Despite high sensitivity and specificity, the real-time PCR method is not able to quantify the concentration of helminth ova. A quantitative PCR (qPCR) method, however, can quantify helminth on the basis of amplified gene copy numbers present in the target nucleic acid (Pecson et al. 2006; Raynal et al. 2012; Gyawali et al. 2015a, 2016a, 2017a). Gyawali et al. (2017a) attempted to quantify hookworm ova from seeded wastewater samples and found this challenging due to the presence of varying numbers of gene copies (5.6 × 102–1.0 × 104) present in an ovum depending on the development stage. Similarly, Pecson et al. (2006) conducted a kinetic assessment of Ascaris ova to determine the ITS-1 rDNA and rRNA gene copy numbers in an ovum. The result of the study suggested that an ovum could have up to 600 cells before hatching a larva. Since wastewater and sludge samples may contain multiple cell staged helminth ova, a qPCR may produce variable results while quantifying them.
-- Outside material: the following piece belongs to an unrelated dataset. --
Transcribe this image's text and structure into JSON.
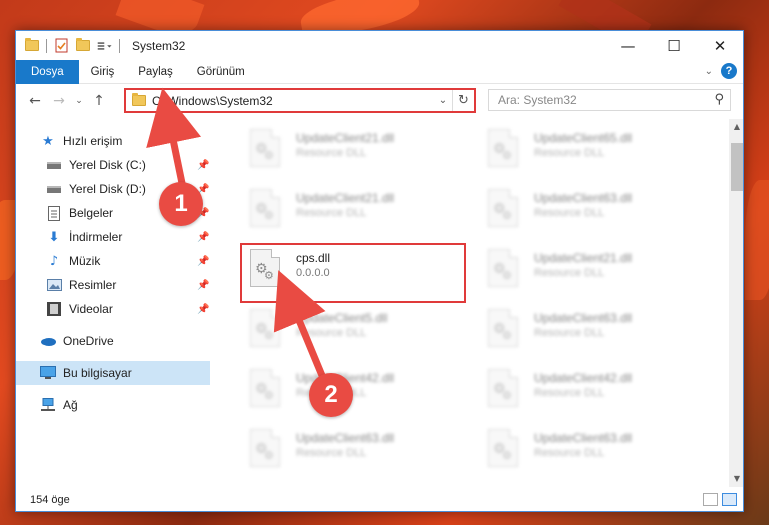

PCR/qPCR methods are also unable to distinguish between viable and non-viable ova. Since only viable ova are capable of hatching infectious (L3) larvae and consequently causing infections in humans, it is important to know what fraction of the PCR-amplified ova are viable for the assessment of public health risks. Gyawali et al. (2016a) used propidium monoazide (PMA), a DNA intercalating dye, to eliminate the gene amplifying from non-viable ova during PCR amplification. The result of that study indicated that a PMA-qPCR could be used for the selective detection of viable helminth ova from environmental samples. The major disadvantage of this method is that it also depends on the structural integrity of viable and non-viable ova like vital stain method. Since the cell wall of inactivated ova require up to 12 h to become permeable, PMA photo activation may not be accurately achieved (Gyawali et al. 2016c). Other factors impact the effectiveness of PMA-qPCR depend on the concentration of stain, incubating time and light exposure (Rudi et al. 2005; Nocker et al. 2006; Wagner et al. 2008; Chang et al. 2010). However, PMA-qPCR method can be used to implement the health guidelines because the gene copy detected by PMA-qPCR can be considered as a viable ovum and, thereby, a potential health risk.

Multiomics is the analysis of genome, proteome, lipidome and metabolite information of an organism. It is the most rapidly advancing technology and has the potential to identify key markers (gene, protein, lipid and metabolites) that influence the development and infectivity of a pathogen (Preidis & Hotez 2015; Tyagi et al. 2015). Viability could be determined by identifying low molecular weight intracellular chemical compounds. Furthermore, studies have demonstrated that the application of the chemometric statistical analyses is able to characterise and differentiate large groups of biological data based on their metabolic profiles (Kouremenos et al. 2014; Tyagi et al. 2015). This was also demonstrated by analysing an untargeted metabolic profiling of human faecal samples infected with Cryptosporidium spp. (Ng et al. 2012). Gyawali et al. (2016b) also demonstrated the potential application of mass spectrometry and chemometric analysis for distinguishing viable and non-viable hookworm ova in a laboratory setting. There are, however, many challenges to the widespread application of multiomics approach within the context of the areas/countries impacted (third world endemic regions). Firstly, this approach is relatively expensive with the minimal cost for equipment being 200,000 NZ dollars. Secondly, it requires advance laboratory and well trained personnel to run the assays and analyse the data. Despite the challenges, this approach has the potential to identify key biological marker that can be used to develop a low cost devices such as strip, aptamers or bio-sensor in future that can be used for the detection of helminths from wastewater in real time.